AGI - L'odore corporeo del padre favorisce la sincronizzazione dell'attività cerebrale con il neonato e riesce ad aumentarla perfino quando il bambino interagisce con un uomo sconosciuto.
È il risultato di uno studio condotto da Yaara Endevelt-Shapira della Reichman University e dell'Universita' di Washington, insieme a Linoy Schwartz e Ruth Feldman della Reichman University, pubblicato sulla rivista Science Advances.
Il super potere dei padri
La ricerca suggerisce che i segnali olfattivi paterni svolgano un ruolo importante nello sviluppo delle interazioni sociali precoci e nei meccanismi di apprendimento del neonato
Lo studio ha coinvolto 40 coppie padre-bambino e ha analizzato la cosiddetta sincronizzazione inter-cerebrale (interbrain synchrony), cioè il grado con cui l'attività elettrica di due cervelli tende ad allinearsi durante un'interazione sociale. Questo fenomeno viene misurato confrontando la somiglianza delle onde cerebrali registrate simultaneamente nei due individui attraverso l'elettroencefalogramma.
Uno studio innovativo
Finora il ruolo dell'olfatto nello sviluppo delle relazioni precoci era stato studiato soprattutto nel rapporto tra madre e figlio. Per comprendere se anche i segnali olfattivi paterni avessero un effetto analogo, i ricercatori hanno registrato contemporaneamente l'attività cerebrale dei neonati e dei loro padri biologici durante interazioni naturali.

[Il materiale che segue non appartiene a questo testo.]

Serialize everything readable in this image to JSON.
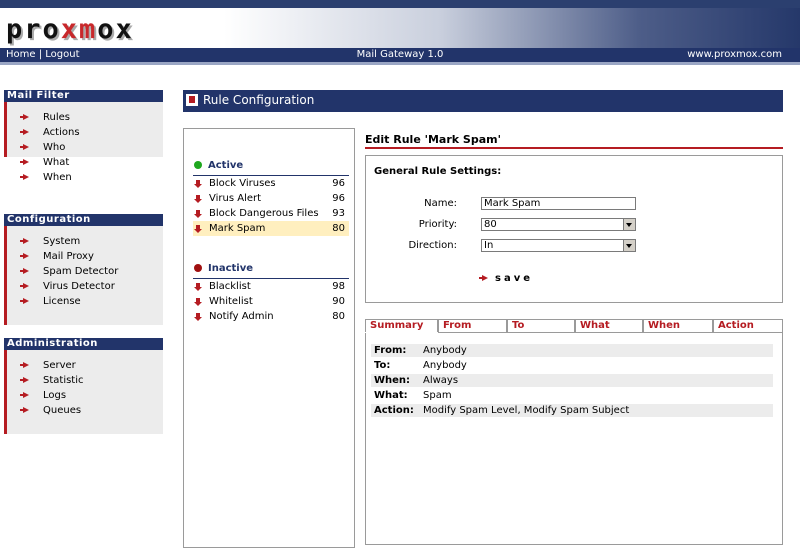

Successivamente i bambini hanno interagito con uomini sconosciuti che indossavano una maglietta impregnata dell'odore corporeo del padre biologico, ottenuto facendo indossare la maglietta al padre per le due notti precedenti all'esperimento. Anche in questo caso sia il neonato sia l'adulto indossavano una cuffia EEG per consentire la registrazione simultanea dell'attività cerebrale. L'analisi ha mostrato che la sincronizzazione tra padre e neonato è significativamente maggiore rispetto a quella osservata con un adulto sconosciuto.
Il ruolo della maglia
Tuttavia, quando quest'ultimo indossava una maglietta con l'odore del padre biologico del bambino, la sincronizzazione cerebrale aumentava sensibilmente, avvicinandosi ai livelli osservati durante l'interazione con il padre. Secondo gli autori, l'effetto riguarda onde cerebrali associate ai processi di regolazione dell'attenzione e del controllo cognitivo. I risultati suggeriscono quindi che l'odore paterno possa facilitare il coordinamento neurale durante le prime esperienze sociali del bambino. La ricerca offre nuovi elementi per comprendere il ruolo biologico dei padri nello sviluppo infantile e amplia le conoscenze sui meccanismi attraverso i quali i segnali sensoriali influenzano la comunicazione tra adulto e neonato.
Gli autori sottolineano che il lavoro rappresenta un primo passo e che saranno necessari ulteriori studi per chiarire il peso dei diversi comportamenti di cura rispetto ai fattori biologici. "Studi futuri con campioni più ampi che comprendano sia madri sia padri nello stesso disegno sperimentale saranno essenziali per valutare la variabilità individuale dei comportamenti di accudimento al di la' del solo sesso biologico e chiarire come questi fattori siano associati alla sincronizzazione inter-cerebrale e al comportamento del neonato", concludono i ricercatori.